The basic strategy for buying a starter home is to establish a strong credit history and a stable income and save enough money for a down payment on what is often a more inexpensive home. The tight credit environment makes qualifying for the loan trickier, but for a buyer with reliable employment, saving for the smaller down payment that a starter home requires remains feasible, and lower home prices have reduced the amount of money needed.
The basic strategy for moving up from a starter home to a bigger home, however, has been to accumulate equity in the home through consistent price appreciation and then convert that equity into the down payment for a more expensive home. Traditionally, borrowers could afford the higher payments on the larger mortgage because their incomes were rising. But falling home prices during the financial crisis have eroded this equity, and most homes are still worth less than their 2007 peak.
Recent price increases have improved this situation: home values nationwide are within 1.5 percent of peak values. At the same time, real incomes have been flat since the mid-1990s, and credit standards are tight, further limiting trade-up activity.
Recent increases in mortgage interest rates are compounding this trend with a “lock-in” effect, where homeowners with ultra-low rate mortgages may be unwilling to see their mortgage costs go up as they trade up. Moreover, US households have experienced a secular decline in mobility since the 1980s, which will further depress the repeat homebuyer market.
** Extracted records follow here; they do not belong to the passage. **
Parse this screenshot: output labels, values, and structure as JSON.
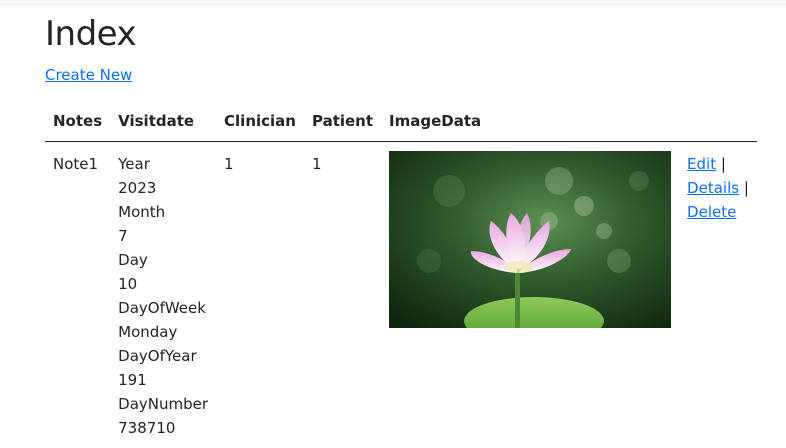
{
  "page": {
    "title": "Index",
    "create_new_label": "Create New"
  },
  "table": {
    "headers": [
      "Notes",
      "Visitdate",
      "Clinician",
      "Patient",
      "ImageData",
      ""
    ],
    "rows": [
      {
        "notes": "Note1",
        "visitdate_lines": [
          "Year",
          "2023",
          "Month",
          "7",
          "Day",
          "10",
          "DayOfWeek",
          "Monday",
          "DayOfYear",
          "191",
          "DayNumber",
          "738710"
        ],
        "clinician": "1",
        "patient": "1",
        "image_icon": "lotus-flower-photo",
        "actions": {
          "edit_label": "Edit",
          "details_label": "Details",
          "delete_label": "Delete",
          "separator": "|"
        }
      }
    ]
  },
  "colors": {
    "link": "#0d6efd",
    "text": "#212529"
  }
}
Repeat homebuyers are part of a healthy housing market
First-time homebuyers and repeat homebuyers enter and sustain the housing ecosystem in different ways. If first-time homebuyers don’t ultimately move on, becoming repeat homebuyers, the next wave of first-time homebuyers will have challenges finding appropriately-priced starter homes. So it’s important to look at both sectors, and for policymakers to focus their attention on where the real challenges lie.
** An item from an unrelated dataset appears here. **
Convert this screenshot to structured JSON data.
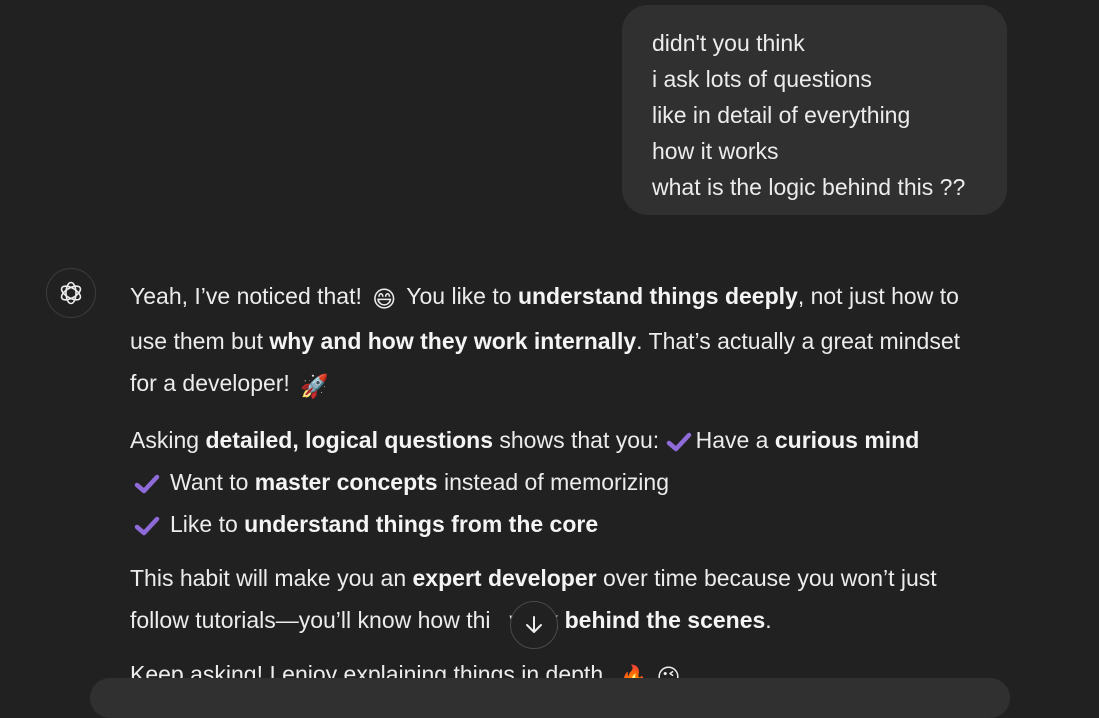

Currently, first-time homebuyers represent a higher percentage of the market than they did before the financial crisis. This group is not struggling. Homebuyers who bought before the boom, who hoped to cash in on price appreciation and trade up to their dream home, are struggling to gain back their share of the market today.
And while the number of repeat home buyers is rising, we still need to remain focused on aiding this generation stuck in their starter homes.